Hence, the loss suffered in the floods was huge in nature and was something which cannot be compared to the damage suffered by any other part of the country at any point of time, Vijayan said, urging that the state should be treated on a different yardstick for extending assistance.
His stress on the magnitude of the calamity and assistance comes at a time when there is a standoff over accepting foreign aid for the flood-ravaged state.
While the state government was keen on receiving foreign aid, including USD 100 million offered by the United Arab Emirates, the Centre has taken the stand that it cannot accept any assistance from overseas governments and cited an existing policy.
Pushing for foreign assistance, Vijayan had earlier said there was no blanket ban and India, by law, could accept financial aid voluntarily given by a foreign government in times of a severe calamity.
In his statement today, the chief minister said: "It is with a thankful heart that we take note of the fact that foreign countries ranging from the UAE to Qatar have come forward with their promise of assistance."
Vijayan also mentioned about the immediate release of Rs 100 crore by the Centre and further interim aid of Rs 500 crore announced by Prime Minister Narendra Modi immediately after his aerial survey of flood-affected areas on August 19.
The Centre has already released Rs 600 crore to the state.
The chief minister said the state was facing the biggest calamity in 100 years and preliminary estimate of losses comes around Rs 20,000 crore.
It goes without saying that the actual losses will steadily go up once the water recedes and the final assessment is made. "To put it in a nutshell, the size of the loss caused by the calamity is equal to the size of the annual plan the state has chalked out for 2018-2019," Vijayan said.
More than 26,000 houses have been damaged or destroyed and crops spread over 40,000 hectares lost, Vijayan said, adding, "We have lost more than two lakh poultry and at least 46,000 milch animals."
The magnitude of the havoc truly gets reflected in the fact that a vast area of the state still remains submerged in flood waters, the chief minister said.
Floods have washed away several multi-storeyed buildings, shops, commercial establishments and even bridges, he said.
Telecommunication network and electricity lines have been damaged. The power sector suffered losses of around Rs 750 crore while damage to water supply infrastructure was close to Rs 900 crore, he said.
He also noted that more than 300 landslides have occurred, resulting in hills being razed in several places.
Major rivers such as Bharathapuzha, Periyar, Chalakkudy and Pamba have altered course in many places.

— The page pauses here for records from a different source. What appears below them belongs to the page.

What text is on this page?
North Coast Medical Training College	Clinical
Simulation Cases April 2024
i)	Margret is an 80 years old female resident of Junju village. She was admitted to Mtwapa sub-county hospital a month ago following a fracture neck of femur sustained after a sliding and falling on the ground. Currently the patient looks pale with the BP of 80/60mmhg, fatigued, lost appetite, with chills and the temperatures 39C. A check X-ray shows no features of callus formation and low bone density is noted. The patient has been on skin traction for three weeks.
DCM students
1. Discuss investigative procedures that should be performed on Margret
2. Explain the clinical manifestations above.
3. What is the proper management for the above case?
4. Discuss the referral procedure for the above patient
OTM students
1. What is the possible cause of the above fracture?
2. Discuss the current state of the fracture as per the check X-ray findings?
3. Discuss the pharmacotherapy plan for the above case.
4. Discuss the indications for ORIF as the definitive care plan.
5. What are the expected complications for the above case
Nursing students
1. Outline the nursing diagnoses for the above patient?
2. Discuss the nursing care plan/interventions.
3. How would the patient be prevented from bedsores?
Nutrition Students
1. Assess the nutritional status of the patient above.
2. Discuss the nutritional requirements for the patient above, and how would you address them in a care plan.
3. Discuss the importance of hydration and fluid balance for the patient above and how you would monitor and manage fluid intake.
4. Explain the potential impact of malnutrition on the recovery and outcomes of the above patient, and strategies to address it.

Several parts of the state had been cut off, and remained as isolated islands, inaccessible by road or water transport, for days together.
People of the state came together and stood behind the government in evacuating the people stranded in flood waters and rehabilitating them in relief camps, the chief minister said.
Giving details of the rescue operations held with the active cooperation of the national disaster response force, defence forces, Coast Guard, police and others, Vijayan said it was for the first time that "such a massive rescue operation of this magnitude" was conducted anywhere in the country.
On post-flood health concerns, he said the health authorities were taking every precaution to ensure the wellbeing of the people and to ensure that there was no epidemic breakout.